Segui minha vida normalmente, mas 13 anos depois começou a crescer um caroço bem durinho entre o meu pescoço e o ombro esquerdo. Ele não doía, mas passei a ter dificuldades para fazer alguns exercícios na academia e sentia um incômodo quando colocava o cinto de segurança para dirigir.
Depois de adiar minha ida ao médico por alguns meses e de muita insistência da minha esposa, a Marcela, fui à dermatologista. Fiz um ultrassom do pescoço, mas o resultado deu inconclusivo.
A médica me encaminhou para um especialista em cabeça e pescoço. Havia duas hipóteses: linfoma ou tuberculose, mas as doenças foram descartadas ao fazer alguns exames.
Fui submetido a uma punção no caroço e, posteriormente, fiz uma cirurgia para retirada parcial —tirei 5 cm dos 7 cm porque ele estava em uma região delicada e havia o risco de eu perder o movimento do braço esquerdo se mexesse muito.
Após duas biópsias, fui diagnosticado com um tipo de câncer de pele, o melanoma metastático, com mutação BRAF. O tumor de origem estava localizado entre o pescoço e o ombro esquerdo, e os outros menores na pele da garganta e do peito direito.
O médico explicou que uma das causas foi devido ao excesso de exposição solar ao longo da minha vida sem a adequada proteção. Meus pais não tinham o hábito de aplicar protetor solar com frequência em mim quando eu era criança, não havia esse tipo de preocupação.
A gente ia para a praia e era 'normal', quase cultural, ficar com a pele queimada, vermelha, ardendo e descascando.
Peguei insolação várias vezes, mas lembro de uma que foi tão forte que nem o Caladryl adiantou e fiquei 30 minutos no banho gelado para tentar aliviar a dor.
Na adolescência também abusei do sol. Quando ia à praia, passava o dia inteiro jogando futebol com os meus amigos, praticamente sem nenhuma proteção solar. Segundo o médico, um outro fator de risco para ter desencadeado o melanoma deve ter sido a pinta que retirei havia 13 anos.
Fiquei assustado com o diagnóstico, afinal tinha 31 anos na época e fazia alguns meses que minha mãe tinha falecido de câncer no colo do útero.
Por outro lado, sou uma pessoa prática, procurei uma oncologista e dei entrada na documentação para participar de um estudo clínico com pacientes com melanoma metastático que fazem o uso de terapia alvo e imunoterapia.
O processo demorou quatro meses, nesse tempo, o tumor voltou a crescer, chegando a ficar maior do que antes da cirurgia. Fiquei angustiado, mas no final deu tudo certo. Iniciei o tratamento em março de 2018, tomo quatro comprimidos diariamente e a cada 15 dias faço a imunoterapia por meio de infusão venosa no hospital.

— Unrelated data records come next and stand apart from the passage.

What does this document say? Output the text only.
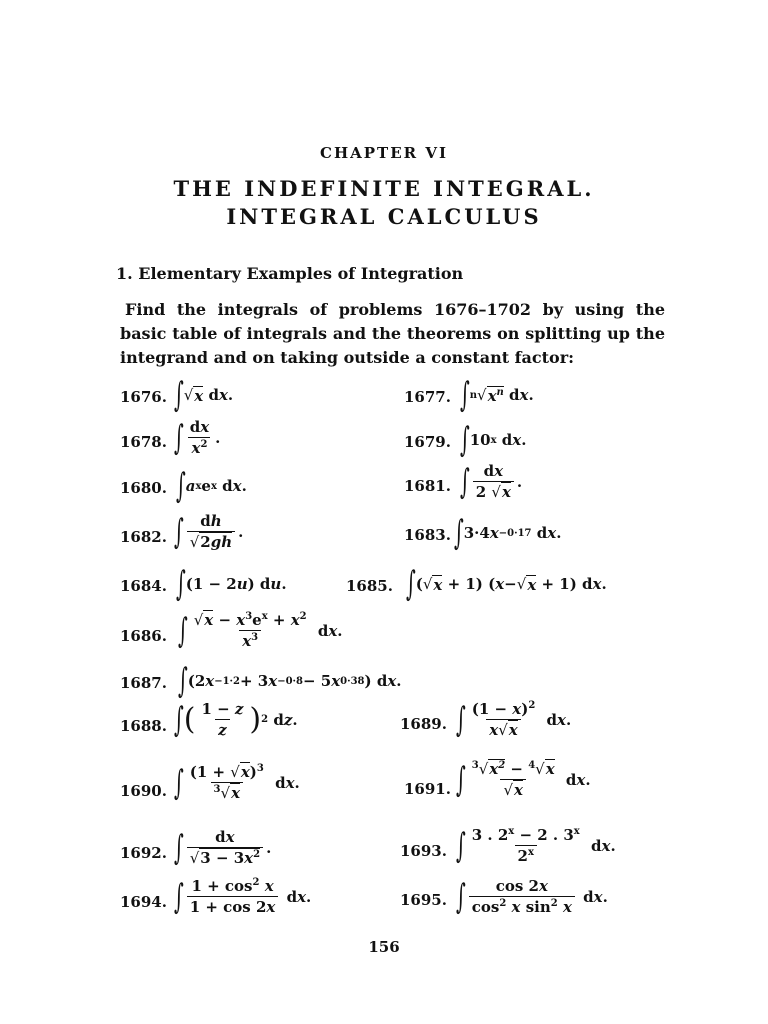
CHAPTER VI
THE INDEFINITE INTEGRAL.
INTEGRAL CALCULUS
1. Elementary Examples of Integration
Find the integrals of problems 1676–1702 by using the
basic table of integrals and the theorems on splitting up the
integrand and on taking outside a constant factor:
1676. ∫ √ x d x .	1677. ∫ n √ $x^n$ d x .
1678. ∫ $\frac{dx}{x^2}$ .	1679. ∫ 10 x d x .
1680. ∫ a x e x d x .	1681. ∫ $\frac{dx}{2 √x}$ .
1682. ∫ $\frac{dh}{√2gh}$ .	1683. ∫ 3·4 x −0·17 d x .
1684. ∫ (1 − 2 u ) d u .	1685. ∫ ( √ x + 1) ( x − √ x + 1) d x .
1686. ∫ $\frac{√x - x^3e^x + x^2}{x^3}$ d x .
1687. ∫ (2 x −1·2 + 3 x −0·8 − 5 x 0·38 ) d x .
1688. ∫ ( $\frac{1 - z}{z}$ ) 2 d z .	1689. ∫ $\frac{(1 - x)^2}{x√x}$ d x .
1690. ∫ $\frac{(1 + √x)^3}{^3√x}$ d x .	1691. ∫ $\frac{^3√x^2 - ^4√x}{√x}$ d x .
1692. ∫ $\frac{dx}{√3 - 3x^2}$ .	1693. ∫ $\frac{3 . 2^x - 2 . 3^x}{2^x}$ d x .
1694. ∫ $\frac{1 + \cos^2 x}{1 + \cos 2x}$ d x .	1695. ∫ $\frac{\cos 2x}{\cos^2 x \sin^2 x}$ d x .
156
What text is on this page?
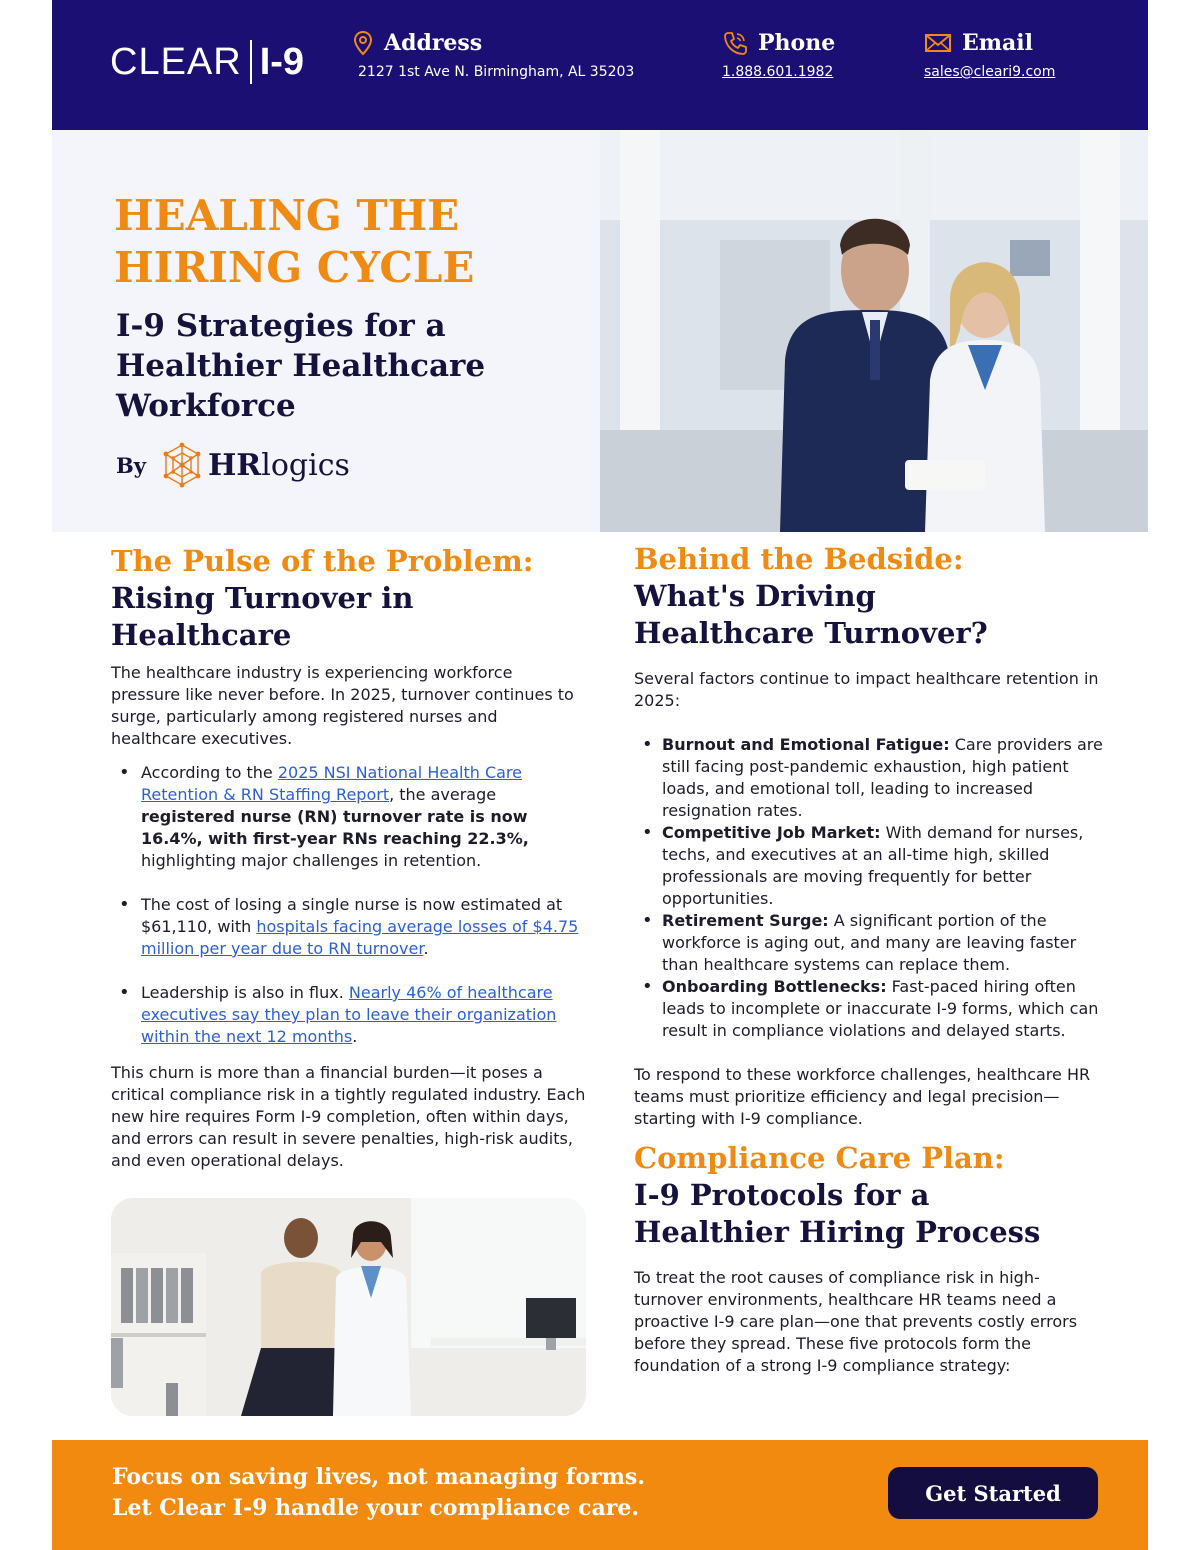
CLEAR I-9	Address
2127 1st Ave N. Birmingham, AL 35203
Phone
1.888.601.1982
Email
sales@cleari9.com
HEALING THE
HIRING CYCLE
I-9 Strategies for a
Healthier Healthcare
Workforce
By HRlogics
The Pulse of the Problem:
Rising Turnover in
Healthcare

The healthcare industry is experiencing workforce pressure like never before. In 2025, turnover continues to surge, particularly among registered nurses and healthcare executives.

• According to the 2025 NSI National Health Care Retention & RN Staffing Report, the average registered nurse (RN) turnover rate is now 16.4%, with first-year RNs reaching 22.3%, highlighting major challenges in retention.
• The cost of losing a single nurse is now estimated at $61,110, with hospitals facing average losses of $4.75 million per year due to RN turnover.
• Leadership is also in flux. Nearly 46% of healthcare executives say they plan to leave their organization within the next 12 months.

This churn is more than a financial burden—it poses a critical compliance risk in a tightly regulated industry. Each new hire requires Form I-9 completion, often within days, and errors can result in severe penalties, high-risk audits, and even operational delays.

Behind the Bedside:
What's Driving
Healthcare Turnover?

Several factors continue to impact healthcare retention in 2025:

• Burnout and Emotional Fatigue: Care providers are still facing post-pandemic exhaustion, high patient loads, and emotional toll, leading to increased resignation rates.
• Competitive Job Market: With demand for nurses, techs, and executives at an all-time high, skilled professionals are moving frequently for better opportunities.
• Retirement Surge: A significant portion of the workforce is aging out, and many are leaving faster than healthcare systems can replace them.
• Onboarding Bottlenecks: Fast-paced hiring often leads to incomplete or inaccurate I-9 forms, which can result in compliance violations and delayed starts.

To respond to these workforce challenges, healthcare HR teams must prioritize efficiency and legal precision—starting with I-9 compliance.

Compliance Care Plan:
I-9 Protocols for a
Healthier Hiring Process

To treat the root causes of compliance risk in high-turnover environments, healthcare HR teams need a proactive I-9 care plan—one that prevents costly errors before they spread. These five protocols form the foundation of a strong I-9 compliance strategy:

Focus on saving lives, not managing forms.
Let Clear I-9 handle your compliance care.
Get Started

A resposta inicial foi bem rápida, o tumor diminuiu consideravelmente de tamanho em dois dias, mas sofri com vários efeitos até ajustarem a dose. Um deles foram as dores articulares, sentia muita dor para sentar e levantar. Também tive alteração no paladar —água tinha gosto doce—, além de aftas, inflamação no olho e uma pneumonia medicamentosa.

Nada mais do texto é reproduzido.